The Fijian blossom bat is also known as the long-tailed fruit bat - for obvious reasons.
Courtesy of Biodiversity Heritage Library

This species is also known as the long-tailed fruit bat, and it’s easy to see why—a long, mouse-like tail hangs freely from its rump, unconfined by any tail membrane. Unlike the other two species of megabats found in Fiji, which weigh an average of about 500 grams, blossom bats are small, weighing between 50–60 grams and have an average body length of only 4 inches from snout to rump. As for the flower moniker, some bat specimens have been captured in close proximity to blossoms, on which the bat is believed to feed.

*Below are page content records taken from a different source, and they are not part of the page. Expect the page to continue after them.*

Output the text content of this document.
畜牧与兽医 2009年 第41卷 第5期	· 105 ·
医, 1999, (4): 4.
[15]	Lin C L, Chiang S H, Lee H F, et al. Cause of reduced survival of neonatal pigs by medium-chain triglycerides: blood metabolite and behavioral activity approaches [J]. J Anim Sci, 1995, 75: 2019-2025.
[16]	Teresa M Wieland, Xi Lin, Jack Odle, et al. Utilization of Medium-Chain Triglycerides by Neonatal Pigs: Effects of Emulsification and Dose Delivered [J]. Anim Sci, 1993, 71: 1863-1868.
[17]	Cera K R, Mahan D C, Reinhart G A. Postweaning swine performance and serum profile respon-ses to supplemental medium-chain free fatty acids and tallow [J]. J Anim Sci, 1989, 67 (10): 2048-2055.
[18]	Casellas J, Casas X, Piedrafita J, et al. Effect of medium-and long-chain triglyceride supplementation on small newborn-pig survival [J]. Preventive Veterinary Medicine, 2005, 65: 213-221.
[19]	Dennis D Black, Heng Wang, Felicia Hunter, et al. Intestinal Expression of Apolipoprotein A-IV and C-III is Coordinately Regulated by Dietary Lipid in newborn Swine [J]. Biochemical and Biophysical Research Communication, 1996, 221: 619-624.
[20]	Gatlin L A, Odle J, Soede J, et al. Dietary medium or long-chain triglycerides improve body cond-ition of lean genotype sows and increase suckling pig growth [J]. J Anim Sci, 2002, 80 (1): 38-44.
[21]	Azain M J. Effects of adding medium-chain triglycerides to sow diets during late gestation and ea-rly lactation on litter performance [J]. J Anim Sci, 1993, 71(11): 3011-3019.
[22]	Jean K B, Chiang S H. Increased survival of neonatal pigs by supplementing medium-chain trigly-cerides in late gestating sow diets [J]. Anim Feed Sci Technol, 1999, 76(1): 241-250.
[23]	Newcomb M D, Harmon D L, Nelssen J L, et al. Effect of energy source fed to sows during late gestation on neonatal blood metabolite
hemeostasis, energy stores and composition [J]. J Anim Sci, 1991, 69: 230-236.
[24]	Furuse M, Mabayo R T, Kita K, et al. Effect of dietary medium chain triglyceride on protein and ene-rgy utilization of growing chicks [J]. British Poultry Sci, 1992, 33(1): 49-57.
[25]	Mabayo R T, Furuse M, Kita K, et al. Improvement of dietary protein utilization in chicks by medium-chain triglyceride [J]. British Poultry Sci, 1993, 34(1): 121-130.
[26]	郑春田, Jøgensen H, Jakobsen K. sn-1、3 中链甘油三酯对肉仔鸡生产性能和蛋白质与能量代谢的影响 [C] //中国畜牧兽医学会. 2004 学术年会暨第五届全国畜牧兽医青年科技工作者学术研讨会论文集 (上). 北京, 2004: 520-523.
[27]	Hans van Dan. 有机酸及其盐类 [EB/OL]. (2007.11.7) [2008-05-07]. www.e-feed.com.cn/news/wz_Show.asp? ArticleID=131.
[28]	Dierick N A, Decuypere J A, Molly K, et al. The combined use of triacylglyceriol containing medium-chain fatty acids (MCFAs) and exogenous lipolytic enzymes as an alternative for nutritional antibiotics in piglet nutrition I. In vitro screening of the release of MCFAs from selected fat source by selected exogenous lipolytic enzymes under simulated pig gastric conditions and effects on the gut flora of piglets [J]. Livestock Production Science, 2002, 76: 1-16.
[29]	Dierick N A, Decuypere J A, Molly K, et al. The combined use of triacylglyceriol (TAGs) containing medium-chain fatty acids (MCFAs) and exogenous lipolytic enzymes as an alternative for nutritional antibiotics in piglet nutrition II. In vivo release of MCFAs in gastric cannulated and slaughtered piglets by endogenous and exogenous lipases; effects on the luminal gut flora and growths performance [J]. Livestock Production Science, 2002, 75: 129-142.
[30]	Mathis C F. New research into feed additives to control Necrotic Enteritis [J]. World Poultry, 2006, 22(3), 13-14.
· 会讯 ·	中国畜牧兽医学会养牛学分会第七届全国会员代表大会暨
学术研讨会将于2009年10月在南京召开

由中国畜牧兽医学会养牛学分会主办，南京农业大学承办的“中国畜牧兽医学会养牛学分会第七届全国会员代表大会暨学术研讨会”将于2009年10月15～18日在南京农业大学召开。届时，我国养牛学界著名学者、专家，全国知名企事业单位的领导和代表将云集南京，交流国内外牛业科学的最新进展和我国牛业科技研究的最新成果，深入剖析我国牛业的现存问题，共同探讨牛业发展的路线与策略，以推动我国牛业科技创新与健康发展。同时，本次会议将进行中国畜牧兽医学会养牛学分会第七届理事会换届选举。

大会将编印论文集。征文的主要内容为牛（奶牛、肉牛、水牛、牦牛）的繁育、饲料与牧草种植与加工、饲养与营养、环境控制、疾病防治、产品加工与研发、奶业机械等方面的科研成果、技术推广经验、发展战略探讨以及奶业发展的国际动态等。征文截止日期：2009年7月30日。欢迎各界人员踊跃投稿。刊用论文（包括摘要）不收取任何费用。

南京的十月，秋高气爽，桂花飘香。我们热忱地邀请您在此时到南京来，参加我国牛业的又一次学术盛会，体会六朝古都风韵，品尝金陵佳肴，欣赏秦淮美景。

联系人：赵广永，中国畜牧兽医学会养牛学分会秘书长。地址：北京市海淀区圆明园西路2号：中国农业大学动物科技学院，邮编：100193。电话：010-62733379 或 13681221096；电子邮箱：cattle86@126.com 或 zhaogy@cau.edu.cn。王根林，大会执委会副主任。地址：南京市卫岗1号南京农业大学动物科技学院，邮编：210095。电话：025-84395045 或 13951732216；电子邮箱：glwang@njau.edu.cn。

Though the Fijian blossom bat also has been seen on the island of Vanuatu, only five colonies are known, all of them on Viti Levu, Fiji, and most of them in close proximity to human population centers. Little direct research has been done on the species, and most of the natural history of this animal comes as a result of periodic surveys conducted in Fiji’s caves and forested mountain zones.

Joanne Malotaux, a Dutch instructor of biology, spent six months conducting such surveys in Fiji while working with the nonprofit conservation group NatureFiji-MareqetiViti. While she was visiting the village of Nabukelevu with Kelera Macedru, Conservation Officer for NatureFiji-MareqetiViti, to talk with villagers there about bat conservation, a hunter told the pair about a nearby cave with many bats. With no previous documentation of any such bat cave in the area, Malotaux and Macedru were eager to organize a field trip to check it out.

“We found a massive cave with a colony of thousands and thousands of the Fijian blossom bat,” Malotaux says. It doubled the known population of the species in Fiji. Far from human habitation, the cave is relatively undisturbed—one possible reason for the thriving population that roosts there.

The remaining sites on the island where the blossom bat lives are threatened, in one way or another, by the presence of humans. A large limestone quarry is situated next to one of the caves, and two others have become tourist attractions. Locals use the caves as trash dumps in some areas. At other caves, local harvesting of bats, between 100 and 500 per year, has reportedly stopped, but exact counts of bats in their roosts are difficult to conduct due to the presence of white-rumped swiftlets (Aerodramus spodiopygius) that occur alongside the blossom bats in the caves. And because the bats are sensitive to bright light, they’re easily disturbed by tourist groups bearing flashlights.

Some of Malotaux’s work with NatureFiji-MareqetiViti involved speaking with locals about the benefits and advantages of having bats nearby, for example, how they help pollinate wild and domesticated crop plants.

But much more information about the bat is needed to accomplish the outreach mission. Though it’s known that the bats will make their way into the highlands from their lowland caves, the specific plants on which they forage are relatively unknown. Their cranial structure and long tongues are well-adapted for foraging pollen and nectar, which is supported by the few dietary studies that have been carried out on this species. While the full list of forage plants for this species is still unknown, there is evidence that blossom bats rely on plants such as Barringtonia seaturae, a Fiji endemic tree, and plants in the genus Syzygium.

“The bats do have an important ecological role to play,” Malotaux adds, “but little is known about their feeding preferences.”

The species may be a good target to advance the cave conservation work already underway in Fiji.

Jason Corbett, Director of BCI’s Subterranean Program, will be conducting new assessments of the blossom bat roosts later in 2018, along with partners from NatureFiji-MareqetiViti. The ability to preserve the last remaining maternity roosts of this threatened endemic species may be their lifeline into the future.